Trump Gives Mexico 90-day Tariff Reprieve as Deadline for Higher Duties Looms

The extension, which avoids a 30% tariff on most Mexican non-automotive and non-metal goods compliant with the U.S.-Mexico-Canada Agreement on trade, came after a Thursday morning call between Trump and Mexican President Claudia Sheinbaum.

U.S. and Mexico flags
U.S. and Mexico flags
(Photo: tang90246, Adobe Stock)

U.S. President Donald Trump gave Mexico a 90-day reprieve from higher tariffs to negotiate a broader trade deal but was expected to issue higher final duty rates for most other countries as the clock wound down on his Friday deal deadline.

The extension, which avoids a 30% tariff on most Mexican non-automotive and non-metal goods compliant with the U.S.-Mexico-Canada Agreement on trade, came after a Thursday morning call between Trump and Mexican President Claudia Sheinbaum.

“We avoided the tariff increase announced for tomorrow,” Sheinbaum wrote in an X social media post, adding that the call with Trump was “very good.”

Approximately 85% of Mexican exports comply with the rules of origin outlined in the USMCA, shielding them from 25% tariffs related to fentanyl, according to Mexico’s economy ministry.

Trump said the U.S. would continue to levy a 50% tariff on Mexican steel, aluminum and copper and a 25% tariff on Mexican autos and on non-USMCA-compliant goods subject to tariffs related to the U.S. fentanyl crisis.

“Additionally, Mexico has agreed to immediately terminate its non-tariff trade barriers, of which there were many,” Trump said in a Truth Social post without providing details.

Trump is expected to issue tariff rate proclamations later on Thursday for countries that have not struck trade deals by a 12:01 a.m. EDT (04:01 GMT) deadline.

South Korea agreed on Wednesday to accept a 15% tariff on its exports to the U.S., including autos, down from a threatened 25%, as part of a deal that includes a pledge to invest $350 billion in U.S. projects to be chosen by Trump.

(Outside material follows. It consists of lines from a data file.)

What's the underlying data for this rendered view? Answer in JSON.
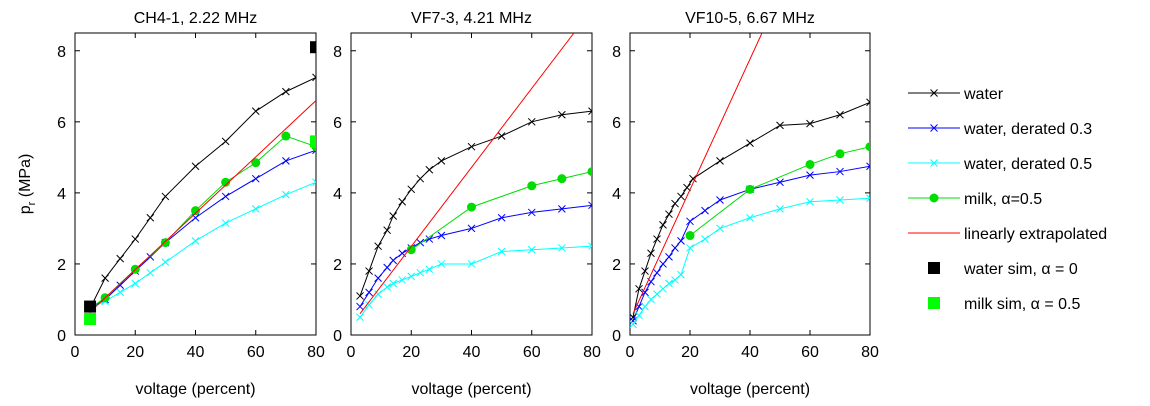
{
  "shared": {
    "ylabel_main": "p",
    "ylabel_sub": "r",
    "ylabel_unit": " (MPa)",
    "xlabel": "voltage (percent)",
    "xlim": [
      0,
      80
    ],
    "ylim": [
      0,
      8.5
    ],
    "xticks": [
      0,
      20,
      40,
      60,
      80
    ],
    "yticks": [
      0,
      2,
      4,
      6,
      8
    ]
  },
  "legend": {
    "placement": "right",
    "entries": [
      {
        "label": "water",
        "color": "#000000",
        "style": "line-x"
      },
      {
        "label": "water, derated 0.3",
        "color": "#0000ff",
        "style": "line-x"
      },
      {
        "label": "water, derated 0.5",
        "color": "#00ffff",
        "style": "line-x"
      },
      {
        "label": "milk, α=0.5",
        "color": "#00dd00",
        "style": "line-dot"
      },
      {
        "label": "linearly extrapolated",
        "color": "#ff0000",
        "style": "line"
      },
      {
        "label": "water sim, α = 0",
        "color": "#000000",
        "style": "square"
      },
      {
        "label": "milk sim, α = 0.5",
        "color": "#00ff00",
        "style": "square"
      }
    ]
  },
  "chart_data": [
    {
      "type": "line",
      "title": "CH4-1, 2.22 MHz",
      "xlabel": "voltage (percent)",
      "ylabel": "pr (MPa)",
      "xlim": [
        0,
        80
      ],
      "ylim": [
        0,
        8.5
      ],
      "series": [
        {
          "name": "water",
          "color": "#000000",
          "marker": "x",
          "x": [
            5,
            10,
            15,
            20,
            25,
            30,
            40,
            50,
            60,
            70,
            80
          ],
          "y": [
            0.75,
            1.6,
            2.15,
            2.7,
            3.3,
            3.9,
            4.75,
            5.45,
            6.3,
            6.85,
            7.25
          ]
        },
        {
          "name": "water, derated 0.3",
          "color": "#0000ff",
          "marker": "x",
          "x": [
            5,
            10,
            15,
            20,
            25,
            30,
            40,
            50,
            60,
            70,
            80
          ],
          "y": [
            0.75,
            1.0,
            1.4,
            1.8,
            2.2,
            2.6,
            3.3,
            3.9,
            4.4,
            4.9,
            5.2
          ]
        },
        {
          "name": "water, derated 0.5",
          "color": "#00ffff",
          "marker": "x",
          "x": [
            5,
            10,
            15,
            20,
            25,
            30,
            40,
            50,
            60,
            70,
            80
          ],
          "y": [
            0.75,
            0.95,
            1.2,
            1.45,
            1.75,
            2.05,
            2.65,
            3.15,
            3.55,
            3.95,
            4.3
          ]
        },
        {
          "name": "milk, α=0.5",
          "color": "#00dd00",
          "marker": "dot",
          "x": [
            5,
            10,
            20,
            30,
            40,
            50,
            60,
            70,
            80
          ],
          "y": [
            0.75,
            1.05,
            1.85,
            2.6,
            3.5,
            4.3,
            4.85,
            5.6,
            5.3
          ]
        },
        {
          "name": "linearly extrapolated",
          "color": "#ff0000",
          "marker": "none",
          "x": [
            5,
            80
          ],
          "y": [
            0.65,
            6.6
          ]
        },
        {
          "name": "water sim, α = 0",
          "color": "#000000",
          "marker": "square",
          "x": [
            5,
            80
          ],
          "y": [
            0.8,
            8.1
          ]
        },
        {
          "name": "milk sim, α = 0.5",
          "color": "#00ff00",
          "marker": "square",
          "x": [
            5,
            80
          ],
          "y": [
            0.45,
            5.45
          ]
        }
      ]
    },
    {
      "type": "line",
      "title": "VF7-3, 4.21 MHz",
      "xlabel": "voltage (percent)",
      "xlim": [
        0,
        80
      ],
      "ylim": [
        0,
        8.5
      ],
      "series": [
        {
          "name": "water",
          "color": "#000000",
          "marker": "x",
          "x": [
            3,
            6,
            9,
            12,
            14,
            17,
            20,
            23,
            26,
            30,
            40,
            50,
            60,
            70,
            80
          ],
          "y": [
            1.1,
            1.8,
            2.5,
            2.95,
            3.35,
            3.75,
            4.1,
            4.4,
            4.65,
            4.9,
            5.3,
            5.6,
            6.0,
            6.2,
            6.3
          ]
        },
        {
          "name": "water, derated 0.3",
          "color": "#0000ff",
          "marker": "x",
          "x": [
            3,
            6,
            9,
            12,
            14,
            17,
            20,
            23,
            26,
            30,
            40,
            50,
            60,
            70,
            80
          ],
          "y": [
            0.8,
            1.2,
            1.6,
            1.9,
            2.1,
            2.3,
            2.45,
            2.6,
            2.7,
            2.8,
            3.0,
            3.3,
            3.45,
            3.55,
            3.65
          ]
        },
        {
          "name": "water, derated 0.5",
          "color": "#00ffff",
          "marker": "x",
          "x": [
            3,
            6,
            9,
            12,
            14,
            17,
            20,
            23,
            26,
            30,
            40,
            50,
            60,
            70,
            80
          ],
          "y": [
            0.5,
            0.85,
            1.15,
            1.35,
            1.45,
            1.55,
            1.65,
            1.75,
            1.85,
            2.0,
            2.0,
            2.35,
            2.4,
            2.45,
            2.5
          ]
        },
        {
          "name": "milk, α=0.5",
          "color": "#00dd00",
          "marker": "dot",
          "x": [
            20,
            40,
            60,
            70,
            80
          ],
          "y": [
            2.4,
            3.6,
            4.2,
            4.4,
            4.6
          ]
        },
        {
          "name": "linearly extrapolated",
          "color": "#ff0000",
          "marker": "none",
          "x": [
            3,
            74
          ],
          "y": [
            0.6,
            8.5
          ]
        }
      ]
    },
    {
      "type": "line",
      "title": "VF10-5, 6.67 MHz",
      "xlabel": "voltage (percent)",
      "xlim": [
        0,
        80
      ],
      "ylim": [
        0,
        8.5
      ],
      "series": [
        {
          "name": "water",
          "color": "#000000",
          "marker": "x",
          "x": [
            1,
            3,
            5,
            7,
            9,
            11,
            13,
            15,
            17,
            19,
            21,
            30,
            40,
            50,
            60,
            70,
            80
          ],
          "y": [
            0.5,
            1.3,
            1.8,
            2.3,
            2.7,
            3.1,
            3.4,
            3.7,
            3.9,
            4.15,
            4.4,
            4.9,
            5.4,
            5.9,
            5.95,
            6.2,
            6.55
          ]
        },
        {
          "name": "water, derated 0.3",
          "color": "#0000ff",
          "marker": "x",
          "x": [
            1,
            3,
            5,
            7,
            9,
            11,
            13,
            15,
            17,
            20,
            25,
            30,
            40,
            50,
            60,
            70,
            80
          ],
          "y": [
            0.4,
            0.8,
            1.2,
            1.5,
            1.75,
            2.0,
            2.2,
            2.45,
            2.65,
            3.2,
            3.5,
            3.8,
            4.1,
            4.3,
            4.5,
            4.6,
            4.75
          ]
        },
        {
          "name": "water, derated 0.5",
          "color": "#00ffff",
          "marker": "x",
          "x": [
            1,
            3,
            5,
            7,
            9,
            11,
            13,
            15,
            17,
            20,
            25,
            30,
            40,
            50,
            60,
            70,
            80
          ],
          "y": [
            0.3,
            0.55,
            0.8,
            1.0,
            1.15,
            1.3,
            1.45,
            1.55,
            1.7,
            2.45,
            2.7,
            3.0,
            3.3,
            3.55,
            3.75,
            3.8,
            3.85
          ]
        },
        {
          "name": "milk, α=0.5",
          "color": "#00dd00",
          "marker": "dot",
          "x": [
            20,
            40,
            60,
            70,
            80
          ],
          "y": [
            2.8,
            4.1,
            4.8,
            5.1,
            5.3
          ]
        },
        {
          "name": "linearly extrapolated",
          "color": "#ff0000",
          "marker": "none",
          "x": [
            1,
            44
          ],
          "y": [
            0.6,
            8.5
          ]
        }
      ]
    }
  ]
}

But goods from India appeared to be headed for a 25% tariff after talks bogged down over access to India’s agriculture sector, drawing a higher-rate threat from Trump that also included an unspecified penalty for India’s purchases of Russian oil.

Although negotiations with India were continuing, New Delhi vowed to protect the country’s labor-intensive farm sector, triggering outrage from the opposition party and a slump in the rupee.

Tough Questions From Judges

Trump hit Brazil on Wednesday with a steep 50% tariff as he escalated his fight with Latin America’s largest economy over its prosecution of his friend and former President Jair Bolsonaro, but softened the blow by excluding sectors such as aircraft, energy and orange juice from heavier levies.

The run-up to Trump’s tariff deadline was unfolding as federal appeals court judges sharply questioned Trump’s use of a sweeping emergency powers law to justify his sweeping tariffs of up to 50% on nearly all trading partners. Trump invoked the 1977 International Emergency Economic Powers Act to declare an emergency over the growing U.S. trade deficit and impose his reciprocal tariffs and a separate fentanyl emergency.

The Court of International Trade ruled in May that the actions exceeded his executive authority, and questions from judges during oral arguments before the U.S. Appeals Court for the Federal Circuit in Washington indicated further skepticism.

“IEEPA doesn’t even say tariffs, doesn’t even mention them,” Judge Jimmie Reyna said at one point during the hearing.

China Deal Not Done

U.S. Treasury Secretary Scott Bessent said the U.S. believes it has the makings of a trade deal with China, but it is “not 100% done,” and still needs Trump’s approval.

U.S. negotiators “pushed back quite a bit” over two days of trade talks with the Chinese in Stockholm this week, Bessent said in an interview with CNBC.

China is facing an Aug. 12 deadline to reach a durable tariff agreement with Trump’s administration, after Beijing and Washington reached preliminary deals in May and June to end escalating tit-for-tat tariffs and a cut-off of rare earth minerals.